The EC’s decision explained Microsoft had fully addressed the regulator’s concerns about anti-competitiveness found during its investigation of the proposed deal by offering to provide free ten year licenses to European gamers who wanted to stream Activision games on non-Microsoft cloud gaming services.
The investigation had originally determined the deal would have harmed competition in both the distribution of console and PC video games and the supply of PC operating systems. Specifically, if Microsoft made Activision’s games exclusive to its ‘Game Pass Ultimate’ cloud streaming service, gamers would have fewer reasons to use other services; while, if Microsoft hobbled the streaming of Activision games on non-Windows operating systems, gamers would move away from those.
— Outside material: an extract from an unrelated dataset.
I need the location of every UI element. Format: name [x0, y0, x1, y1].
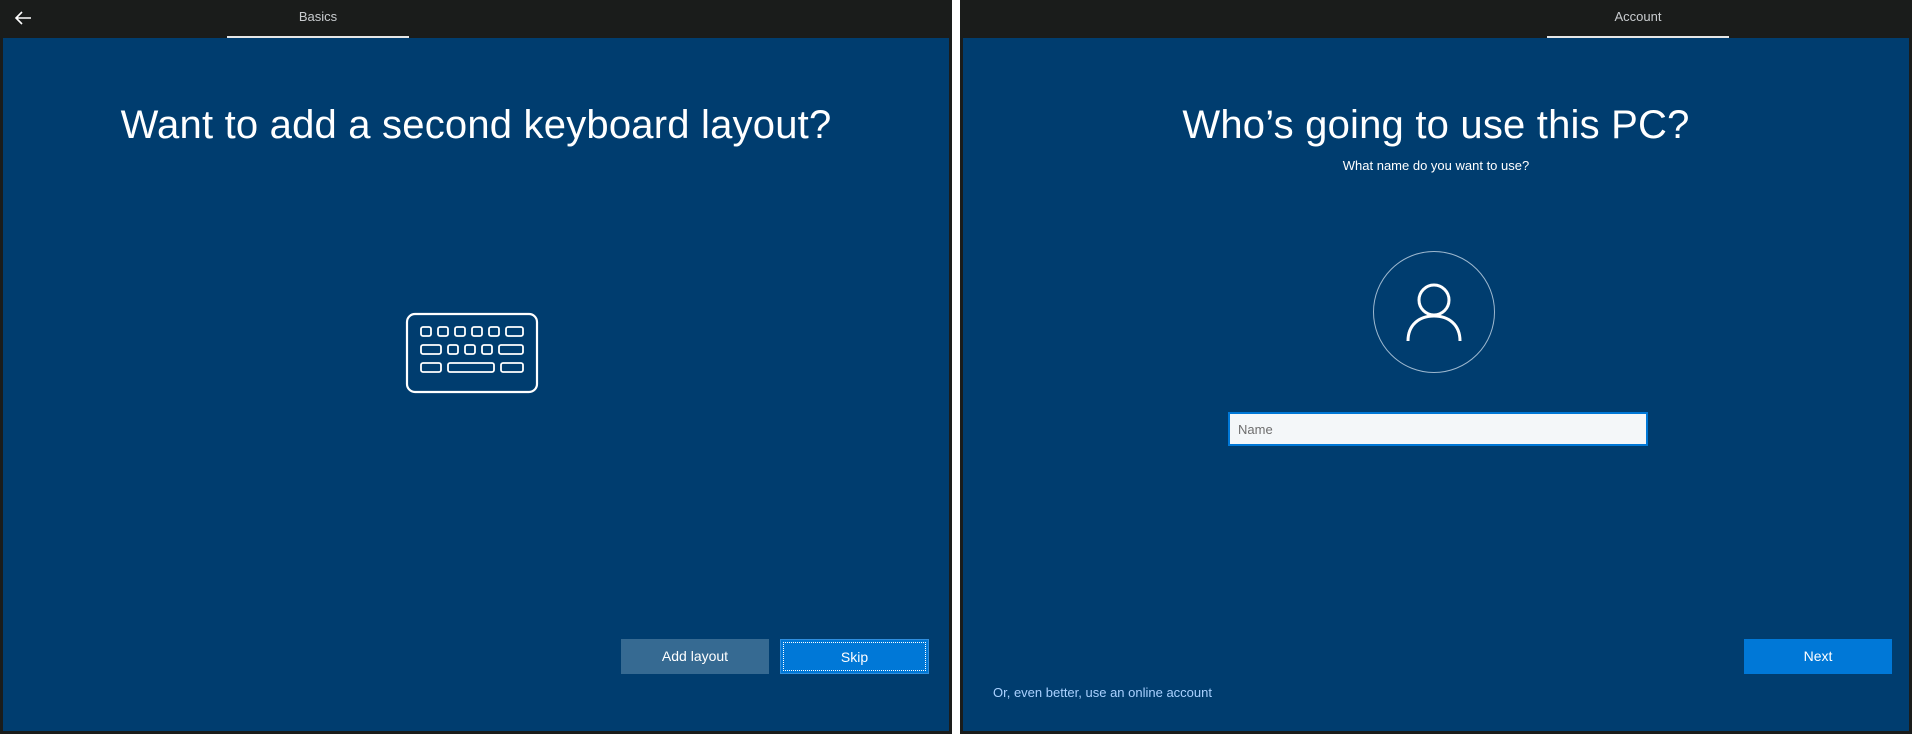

The EC’s proposed remedy required that the company guarantee gamers’ right to stream all Activision games with any cloud game streaming platform, onto any device, using any operating system. EU competition commissioner Margrethe Vestager reasoned Microsoft’s proposal was close enough, arguing the move would bring Activision’s games to “many more devices and consumers than before thanks to cloud game streaming.”
While the European and UK regulators agreed the original deal was both unlikely to warp the wider market for console games and a significant hazard to competition within the niche market of cloud gaming, the two disagreed on whether Microsoft’s revisions sufficiently addressed that threat.
The UK’s Competition and Markets Authority, which blocked the transaction last month, slammed Microsoft’s concessions as another form of anti-competitive manipulation, suggesting they would “allow Microsoft to set the terms and conditions for this market for the next ten years.” The very act of making such promises would set an example that future competitors would have to follow, the CMA reasoned, especially because the cloud gaming market was new and changing rapidly.
Microsoft has appealed the CMA’s decision. Meanwhile, in the US, the Federal Trade Commission is also suing to block the deal, and unless Microsoft can win over one of the two, it is unlikely to go forward despite winning the confidence of smaller regulators in Brazil, Japan, Chile, Saudi Arabia, and South Africa.